Я посмотрел на нее и увидел все то же милое лицо, добрые, полные сострадания глаза.
– Ты мне помочь не можешь, я должен справиться сам.
– Деньги? – спросила она быстро. – Я могу тебе одолжить. Я выиграла в лотерею.
Не знаю, почему я ей сразу поверил. Потом оказалось, что про лотерею она выдумала, но эта спасительная ложь помогла мне взять у нее некоторую сумму, заплатить за университет и не погибнуть от сверхнапряжения.
Да, а Франческо, как я думаю, те мои присланные отцом деньги прокутил.
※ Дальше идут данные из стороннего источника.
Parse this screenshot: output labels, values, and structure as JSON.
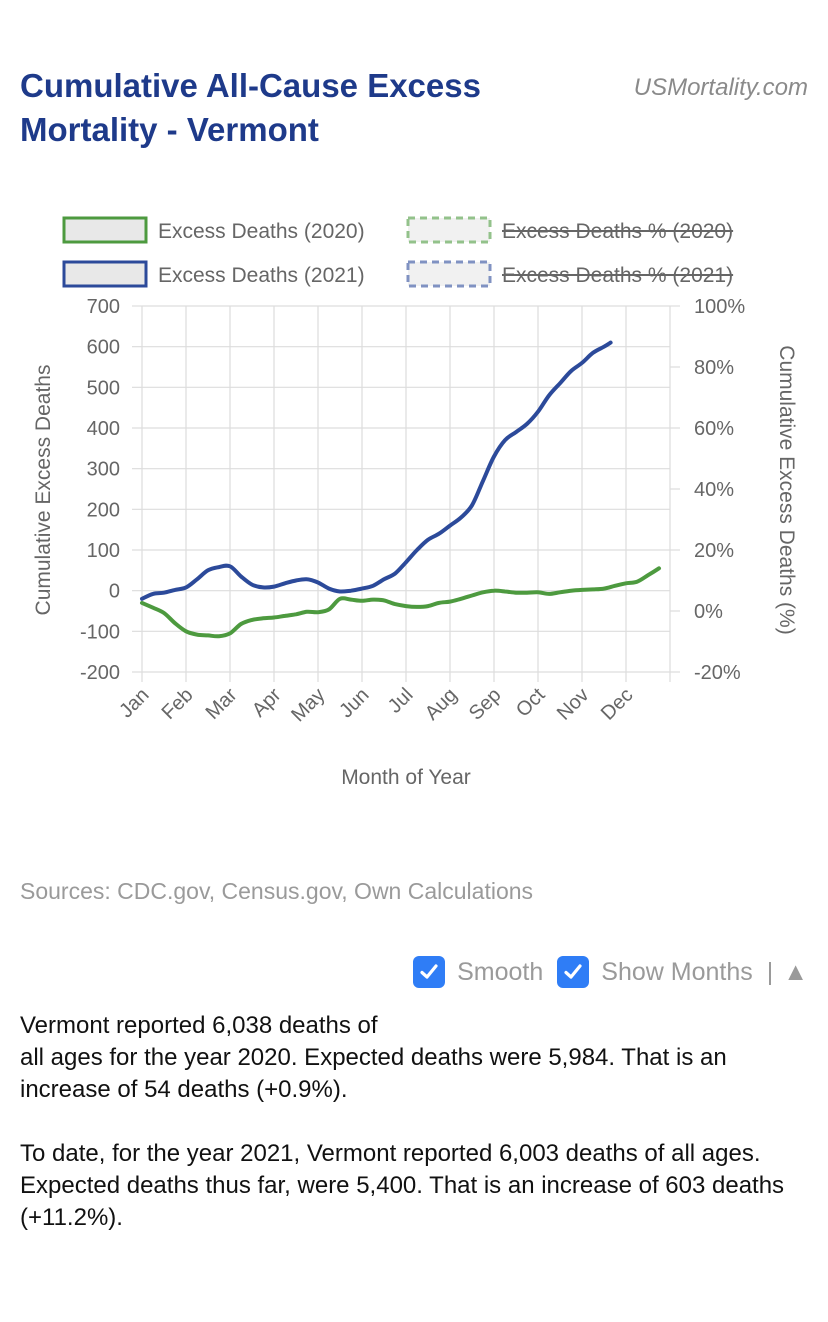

Не понимаю, почему бы Даниеле не начать чему-нибудь учиться. Я слышал, что в Америке люди в инвалидных колясках преподают в университетах, участвуют в соревнованиях, зарабатывают деньги работой в цирковых представлениях. Но мой брат и невестка и слышать не хотят ни о чем подобном. У Даниеле сформировались инстинкты нахлебника, капризного и истеричного ребенка. Но и мой брат до сих пор живет благодаря нашей помощи: мы с Клаудией ежемесячно посылаем ему приличную сумму. Вино, которое теперь делает Франческо (а он унаследовал отцовский виноградник и все хозяйство), не может его прокормить. Не знаю, что тому причиной, – конкуренты ли виноделы или непутевый нрав моего брата, не умеющего как следует взяться за предприятие… У меня не поворачивается язык сказать о своих сомнениях Франческо. Знаю, что следом за моей критикой услышу от него: «Ты просто не можешь понять чужое несчастье. У тебя-то вечное счастье. Крестьянин зависит от погоды, работников и техники. Виноват ли я, что эти трое всегда против меня и ведут диверсионную войну с моим виноградником? Погода – сплошной дождь и сибирский холод, сезонные работники – пьяницы и лентяи, а техника вечно ломается». Техники, между нами, у него и нет никакой, оно и лучше, ибо нам с Клаудией пришлось бы покрывать и эти расходы. Да, именно так, про погоду, работников и технику Франческо мне и скажет, и еще прибавит, что мне лучше помалкивать, так как у моего Лоренцо тоже не ладится ни учеба, ни работа. И тут мне крыть будет нечем. Действительно, не ладится.